La passe vaut alors moins comme raison scientifique d’une casuistique, qu’en tant que vérification qu’un analyste s’est "formé", laissant persister qu’il puisse y en avoir d’autres et que soit garanti le rapport à l’inconscient dans une Ecole de psychanalyse.

Depuis sa mise en fonction, différents accents ont été mis sur la passe : la passe conclusive témoignage du passage à l’analyste de l’analysant, la passe-"science", la passe "hystoire,", mais aussi "les moments de passe" ou "la passe à l’entrée". Autant de variétés qui se révèlent conformes à la non-existence de la passe comme Autre préalable mais comme Autre sans cesse produit par l’expérience même ; une passe isomorphe au champ de l’Autre barré.

Ces variétés essentielles sont possibles et à fortiori lisibles à condition que la procédure, où le trou, l’inconsistance de l’Autre sont en fonction, demeure quant à elle constante et inchangée.

C’est ce qui fait la passe Une.

Le passeur est la passe, indique Lacan, au moment où le passant la franchit. A cette place, il peut entendre les reliefs, les constructions du passant faisant lui-même dans sa cure l’expérience du désêtre non sans appartenance au discours analytique où s’établit la différence avec toutes les formes de nihilisme. Aussi, est-il le mieux situé pour transmettre l’épaisseur d’une modification qui va de l’impuissance du symptôme et sa résistance au réel par la démesure imaginaire à l’impossible comme démonstration et consentement au réel.

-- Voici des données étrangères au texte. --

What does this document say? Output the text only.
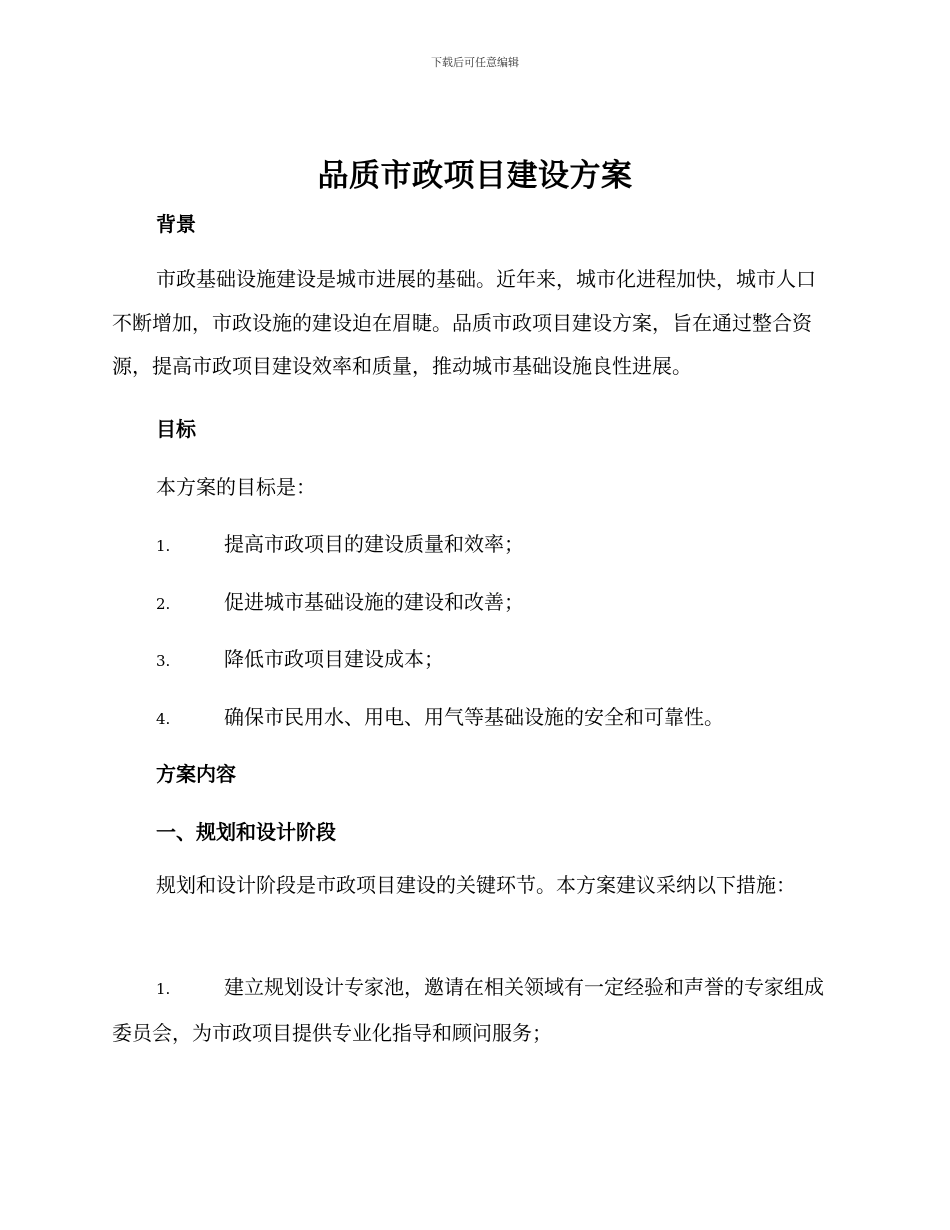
下载后可任意编辑
品质市政项目建设方案
背景

市政基础设施建设是城市进展的基础。近年来，城市化进程加快，城市人口不断增加，市政设施的建设迫在眉睫。品质市政项目建设方案，旨在通过整合资源，提高市政项目建设效率和质量，推动城市基础设施良性进展。

目标
本方案的目标是：
1.	提高市政项目的建设质量和效率；
2.	促进城市基础设施的建设和改善；
3.	降低市政项目建设成本；
4.	确保市民用水、用电、用气等基础设施的安全和可靠性。
方案内容
一、规划和设计阶段

规划和设计阶段是市政项目建设的关键环节。本方案建议采纳以下措施：

1.	建立规划设计专家池，邀请在相关领域有一定经验和声誉的专家组成委员会，为市政项目提供专业化指导和顾问服务；
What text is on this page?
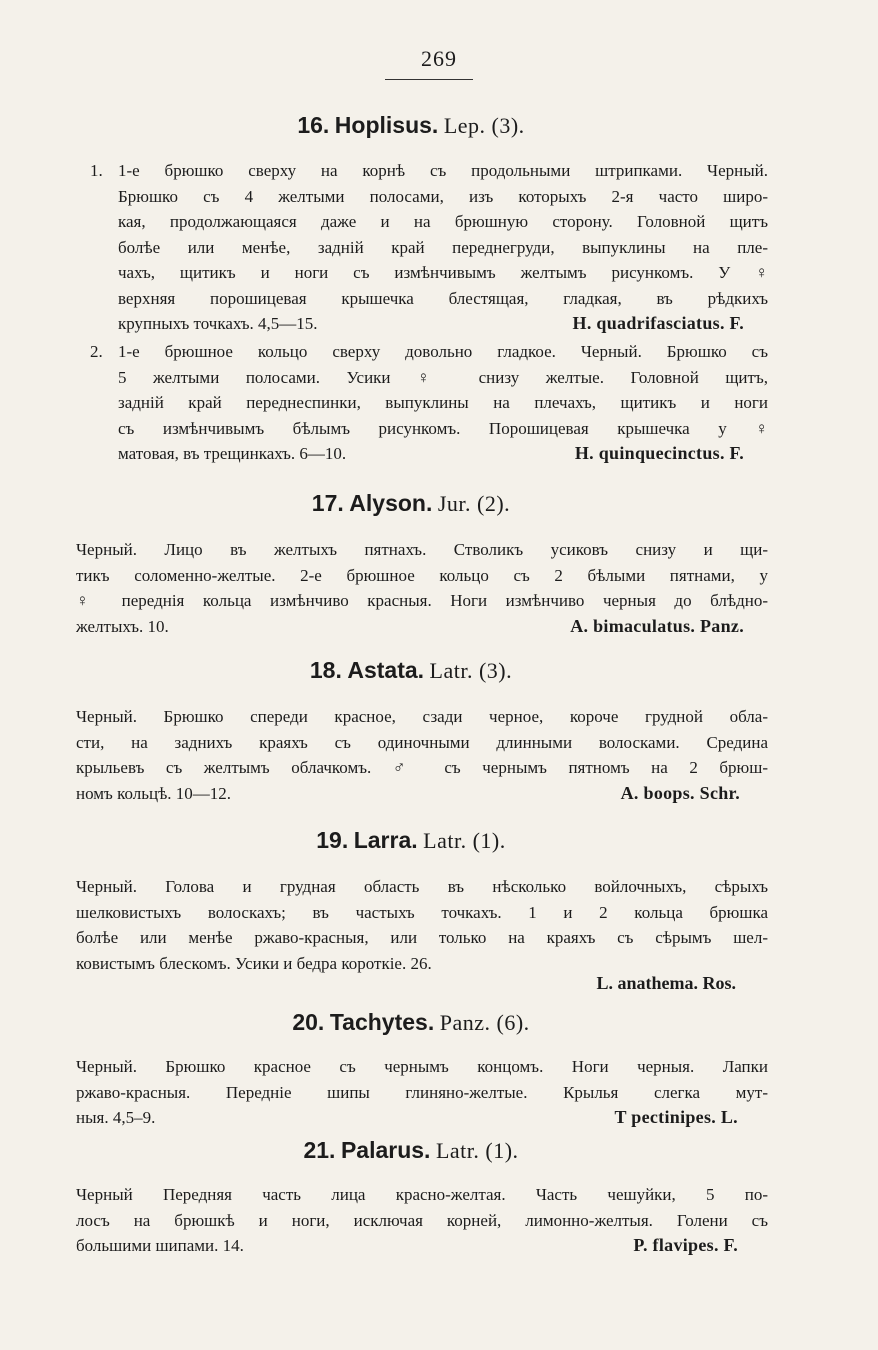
269
16. Hoplisus. Lep. (3).
1. 1-е брюшко сверху на корнѣ съ продольными штрипками. Черный.
Брюшко съ 4 желтыми полосами, изъ которыхъ 2-я часто широ-
кая, продолжающаяся даже и на брюшную сторону. Головной щитъ
болѣе или менѣе, заднiй край переднегруди, выпуклины на пле-
чахъ, щитикъ и ноги съ измѣнчивымъ желтымъ рисункомъ. У ♀
верхняя порошицевая крышечка блестящая, гладкая, въ рѣдкихъ
крупныхъ точкахъ. 4,5—15.	H. quadrifasciatus. F.
2. 1-е брюшное кольцо сверху довольно гладкое. Черный. Брюшко съ
5 желтыми полосами. Усики ♀ снизу желтые. Головной щитъ,
заднiй край переднеспинки, выпуклины на плечахъ, щитикъ и ноги
съ измѣнчивымъ бѣлымъ рисункомъ. Порошицевая крышечка у ♀
матовая, въ трещинкахъ. 6—10.	H. quinquecinctus. F.
17. Alyson. Jur. (2).
Черный. Лицо въ желтыхъ пятнахъ. Стволикъ усиковъ снизу и щи-
тикъ соломенно-желтые. 2-е брюшное кольцо съ 2 бѣлыми пятнами, у
♀ переднiя кольца измѣнчиво красныя. Ноги измѣнчиво черныя до блѣдно-
желтыхъ. 10.	A. bimaculatus. Panz.
18. Astata. Latr. (3).
Черный. Брюшко спереди красное, сзади черное, короче грудной обла-
сти, на заднихъ краяхъ съ одиночными длинными волосками. Средина
крыльевъ съ желтымъ облачкомъ. ♂ съ чернымъ пятномъ на 2 брюш-
номъ кольцѣ. 10—12.	A. boops. Schr.
19. Larra. Latr. (1).
Черный. Голова и грудная область въ нѣсколько войлочныхъ, сѣрыхъ
шелковистыхъ волоскахъ; въ частыхъ точкахъ. 1 и 2 кольца брюшка
болѣе или менѣе ржаво-красныя, или только на краяхъ съ сѣрымъ шел-
ковистымъ блескомъ. Усики и бедра короткiе. 26.
L. anathema. Ros.
20. Tachytes. Panz. (6).
Черный. Брюшко красное съ чернымъ концомъ. Ноги черныя. Лапки
ржаво-красныя. Переднiе шипы глиняно-желтые. Крылья слегка мут-
ныя. 4,5–9.	T pectinipes. L.
21. Palarus. Latr. (1).
Черный Передняя часть лица красно-желтая. Часть чешуйки, 5 по-
лосъ на брюшкѣ и ноги, исключая корней, лимонно-желтыя. Голени съ
большими шипами. 14.	P. flavipes. F.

Mais pour que ce témoignage le traverse comme passeur, il ne peut vouloir occuper cette place. Elle lui est indiquée par son analyste. Celui-ci est un AME et ce titre par lequel l’Ecole reconnaît l’analyste "ayant fait ses preuves" est lui aussi attribué sans avoir été prétendu. Enfin, point de ligne droite, un deuxième passeur élargit l’espace du témoignage.

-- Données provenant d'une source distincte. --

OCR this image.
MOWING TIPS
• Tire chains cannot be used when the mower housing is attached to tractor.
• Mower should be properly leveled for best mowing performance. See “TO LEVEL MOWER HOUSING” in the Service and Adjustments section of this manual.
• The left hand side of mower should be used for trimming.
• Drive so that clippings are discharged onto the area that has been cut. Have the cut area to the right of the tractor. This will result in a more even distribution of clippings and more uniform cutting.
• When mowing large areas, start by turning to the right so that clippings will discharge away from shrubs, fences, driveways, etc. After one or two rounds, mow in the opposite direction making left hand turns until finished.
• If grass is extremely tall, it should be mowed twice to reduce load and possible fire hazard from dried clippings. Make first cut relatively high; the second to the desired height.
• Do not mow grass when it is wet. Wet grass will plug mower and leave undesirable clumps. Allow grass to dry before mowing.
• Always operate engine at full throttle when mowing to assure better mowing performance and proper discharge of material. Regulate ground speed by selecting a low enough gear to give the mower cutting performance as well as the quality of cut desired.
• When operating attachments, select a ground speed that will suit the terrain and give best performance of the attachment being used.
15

Cette procédure, dont la durée est à la charge du passant, en mettant l’accent sur ce qui passe, délivre au cartel un savoir assez épuré des effets imaginaires, elle opère une véritable subversion de la séduction par lalangue. Une psychanalyse transmise par Lalangue du passant au cartel n’est pas sans conséquences. Le cartel, dans le vide de la cooptation et de la hiérarchie, "ne peut donc s’abstenir d’un travail de doctrine, au-delà de son fonctionnement de sélecteur"2. Dans la négation qui implique la nécessité, se loge le rapport du cartel à la cause et l’avancée du discours.

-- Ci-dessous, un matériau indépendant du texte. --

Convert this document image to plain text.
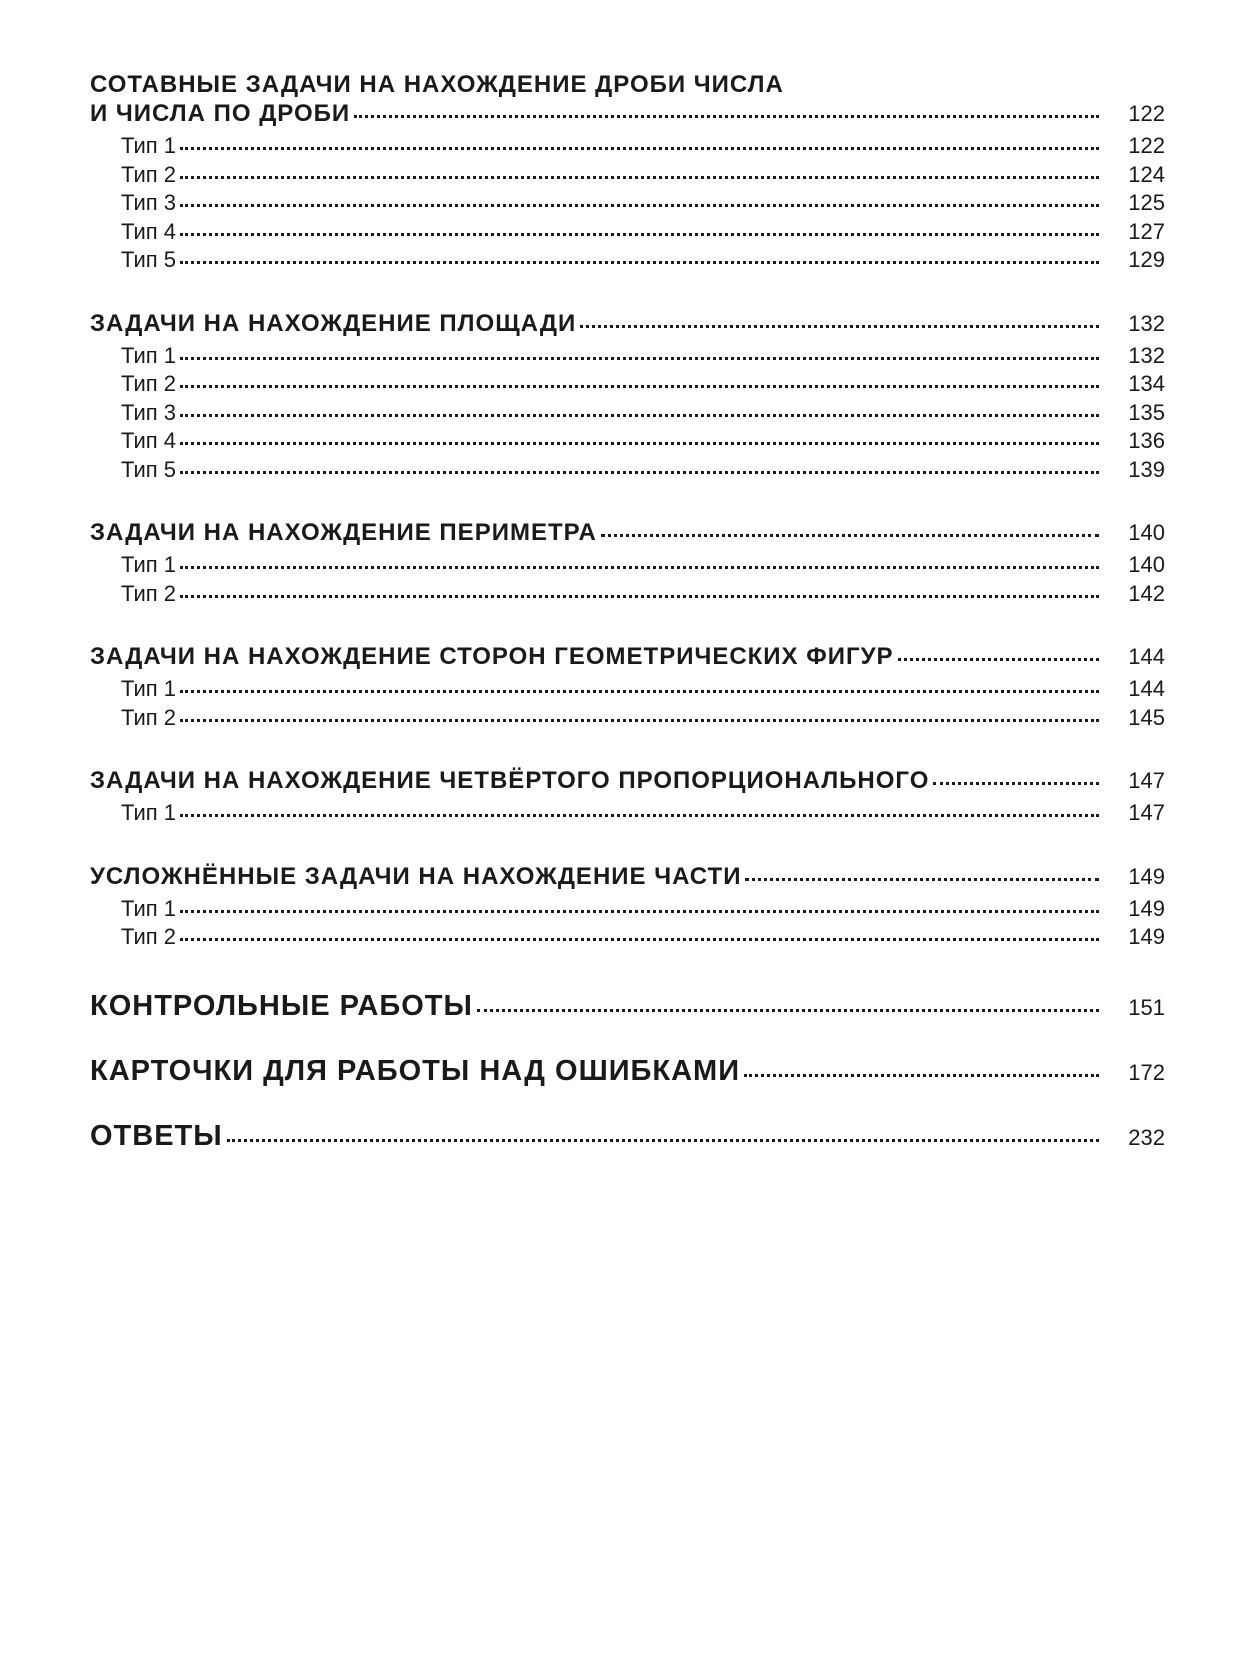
СОТАВНЫЕ ЗАДАЧИ НА НАХОЖДЕНИЕ ДРОБИ ЧИСЛА
И ЧИСЛА ПО ДРОБИ	122
Тип 1	122
Тип 2	124
Тип 3	125
Тип 4	127
Тип 5	129
ЗАДАЧИ НА НАХОЖДЕНИЕ ПЛОЩАДИ	132
Тип 1	132
Тип 2	134
Тип 3	135
Тип 4	136
Тип 5	139
ЗАДАЧИ НА НАХОЖДЕНИЕ ПЕРИМЕТРА	140
Тип 1	140
Тип 2	142
ЗАДАЧИ НА НАХОЖДЕНИЕ СТОРОН ГЕОМЕТРИЧЕСКИХ ФИГУР	144
Тип 1	144
Тип 2	145
ЗАДАЧИ НА НАХОЖДЕНИЕ ЧЕТВЁРТОГО ПРОПОРЦИОНАЛЬНОГО	147
Тип 1	147
УСЛОЖНЁННЫЕ ЗАДАЧИ НА НАХОЖДЕНИЕ ЧАСТИ	149
Тип 1	149
Тип 2	149
КОНТРОЛЬНЫЕ РАБОТЫ	151
КАРТОЧКИ ДЛЯ РАБОТЫ НАД ОШИБКАМИ	172
ОТВЕТЫ	232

Pour conclure, j’interrogerai la place et le rôle du secrétariat, première étape pour celui qui demande à faire la passe. On a pu dire que le secrétariat avait la fonction de filtre discret ; en réalité, il est tout entier pris dans la logique et la topologie de la passe. La demande adressée par écrit concède encore un peu au formalisme détaché de sa réalité subjective. La rencontre avec un secrétaire de la passe induit une mise au point pour le postulant lui-même et dénude une signification de sa demande qui parfois n’est pas celle qu’il croyait. Le secrétaire supposé par le signifiant passe à une fonction d’accueil inédite, d’une demande qui ne l’est pas moins opère comme un révélateur au service de cette mise au point. Bernard Seynhaeve nommé récemment AE en a rendu compte, sa rencontre avec Yasmine Grasser lui a permis de commuer la décision en acte.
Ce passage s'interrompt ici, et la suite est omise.